In order for a woman to have the potential to become pregnant the following must be true of her menstrual cycle so that fertilization and implantation is possible. The woman’s ovarian and anterior pituitary hormones behave normally during her cycle to develop a mature egg and prepare the uterus for implantation.
The below chart illustrates the changes in a woman’s body during the menstrual cycle. Each term is explained in the following glossary.
- Primordial Follicle: A resting follicle that holds an immature egg.
- Primary Follicle: A follicle that has grown to .1mm in diameter.
- Secondary Follicle: A follicle that has developed a fully grown egg and is .2mm in diameter (note: not all follicles contain an egg).
- Preantral Follicle: A follicle that is approximately .2-5mm in diameter.
- Antral Follicle: A follicle that is approximately 10-20mm in diameter.
Ovulation: When the ovaries release a mature egg that is ready for fertilization.
Corpus Luteum: Forms from the ruptured follicle after ovulation and helps prepare the uterus for implantation.

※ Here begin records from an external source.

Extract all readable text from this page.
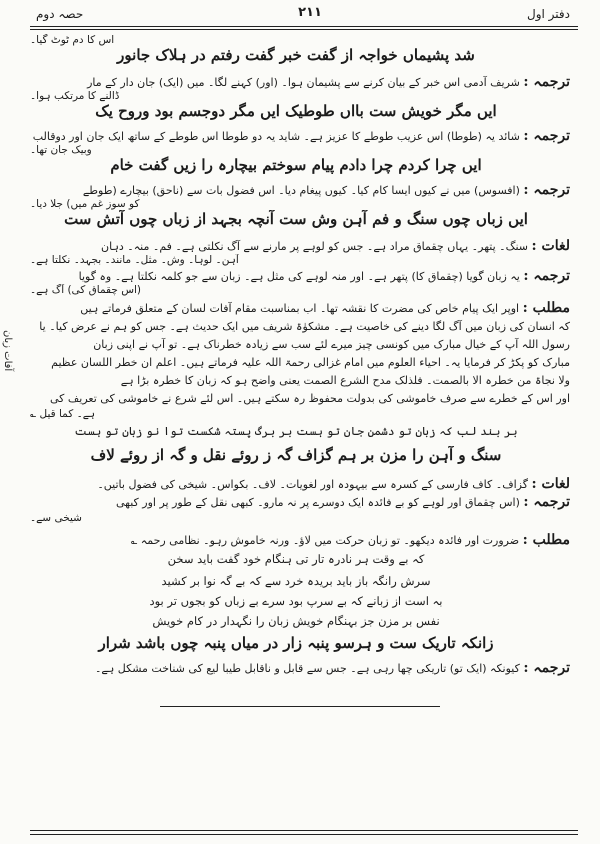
دفتر اول
۲۱۱
حصہ دوم
آفات زبان
اس کا دم ٹوٹ گیا۔
شد پشیماں خواجہ از گفت خبر گفت رفتم در ہلاک جانور
ترجمہ : شریف آدمی اس خبر کے بیان کرنے سے پشیمان ہوا۔ (اور) کہنے لگا۔ میں (ایک) جان دار کے مار
ڈالنے کا مرتکب ہوا۔
ایں مگر خویش ست بااں طوطیک ایں مگر دوجسم بود وروح یک
ترجمہ : شائد یہ (طوطا) اس عزیب طوطے کا عزیز ہے۔ شاید یہ دو طوطا اس طوطے کے ساتھ ایک جان اور دوقالب
وبیک جان تھا۔
ایں چرا کردم چرا دادم پیام سوختم بیچارہ را زیں گفت خام
ترجمہ : (افسوس) میں نے کیوں ایسا کام کیا۔ کیوں پیغام دیا۔ اس فضول بات سے (ناحق) بیچارے (طوطے
کو سوز غم میں) جلا دیا۔
ایں زباں چوں سنگ و فم آہن وش ست آنچہ بجہد از زباں چوں آتش ست
لغات : سنگ۔ پتھر۔ یہاں چقماق مراد ہے۔ جس کو لوہے پر مارنے سے آگ نکلتی ہے۔ فم۔ منہ۔ دہان
آہن۔ لوہا۔ وش۔ مثل۔ مانند۔ بجہد۔ نکلتا ہے۔
ترجمہ : یہ زبان گویا (چقماق کا) پتھر ہے۔ اور منہ لوہے کی مثل ہے۔ زبان سے جو کلمہ نکلتا ہے۔ وہ گویا
(اس چقماق کی) آگ ہے۔
مطلب : اوپر ایک پیام خاص کی مضرت کا نقشہ تھا۔ اب بمناسبت مقام آفات لسان کے متعلق فرماتے ہیں
کہ انسان کی زبان میں آگ لگا دینے کی خاصیت ہے۔ مشکوٰۃ شریف میں ایک حدیث ہے۔ جس کو ہم نے عرض کیا۔ یا
رسول اللہ آپ کے خیال مبارک میں کونسی چیز میرے لئے سب سے زیادہ خطرناک ہے۔ تو آپ نے اپنی زبان
مبارک کو پکڑ کر فرمایا یہ۔ احیاء العلوم میں امام غزالی رحمۃ اللہ علیہ فرماتے ہیں۔ اعلم ان خطر اللسان عظیم
ولا نجاۃ من خطرہ الا بالصمت۔ فلذلک مدح الشرع الصمت یعنی واضح ہو کہ زبان کا خطرہ بڑا ہے
اور اس کے خطرے سے صرف خاموشی کی بدولت محفوظ رہ سکتے ہیں۔ اس لئے شرع نے خاموشی کی تعریف کی
ہے۔ کما قیل ؎
بر بند لب کہ زبان تو دشمن جان تو ہست بر برگ پستہ شکست توا نو زبان تو ہست
سنگ و آہن را مزن بر ہم گزاف گہ ز روئے نقل و گہ از روئے لاف
لغات : گزاف۔ کاف فارسی کے کسرہ سے بیہودہ اور لغویات۔ لاف۔ بکواس۔ شیخی کی فضول باتیں۔
ترجمہ : (اس چقماق اور لوہے کو بے فائدہ ایک دوسرے پر نہ مارو۔ کبھی نقل کے طور پر اور کبھی
شیخی سے۔
مطلب : ضرورت اور فائدہ دیکھو۔ تو زبان حرکت میں لاؤ۔ ورنہ خاموش رہو۔ نظامی رحمہ ؎
کہ بے وقت ہر نادرہ تار تی ہنگام خود گفت باید سخن
سرش رانگہ باز باید بریدہ خرد سے کہ بے گہ نوا بر کشید
بہ است از زبانے کہ بے سرپ بود سرے بے زباں کو بجوں تر بود
نفس بر مزن جز بہنگام خویش زبان را نگہدار در کام خویش
زانکہ تاریک ست و ہرسو پنبہ زار در میاں پنبہ چوں باشد شرار
ترجمہ : کیونکہ (ایک تو) تاریکی چھا رہی ہے۔ جس سے قابل و ناقابل طیبا لیع کی شناخت مشکل ہے۔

Corpus Albicans: Forms from the breakdown of the corpus luteum when fertilization of the egg does not occur.
Basal Body Temperature (BBT): The body temperature at rest taken in the morning before arising from bed that can be used to help identify the time or presence of ovulation.
Anterior Pituitary Hormones
Follicle Stimulating Hormone (FSH): A hormone released from the brain that causes follicles in the ovaries to grow.
Luteinizing Hormone: A hormone released from the brain that triggers ovulation.
Estrogen (Estradiol, E2): A hormone produced primarily in a woman’s ovaries that helps regulate ovulation and uterine lining development.
Progesterone: A hormone that is produced by a woman’s ovaries or a medication that prepares the uterine lining for implantation.
Menses: The discharge of blood and other tissue after ovulation when fertilization does not occur.
Follicular Phase: The first phase of the menstrual cycle, from onset of menses to ovulation, in which ovarian follicular growth occurs, in response to hormones. This phase is variable in length in women, but on average lasts approximately 14 days.
Luteal Phase: The second phase of the menstrual cycle beginning from ovulation until the onset of menses. It is associated with hormones that facilitates implantation of the embryo(s) and supports early pregnancy. This phase is typically 12-14 days in all patients.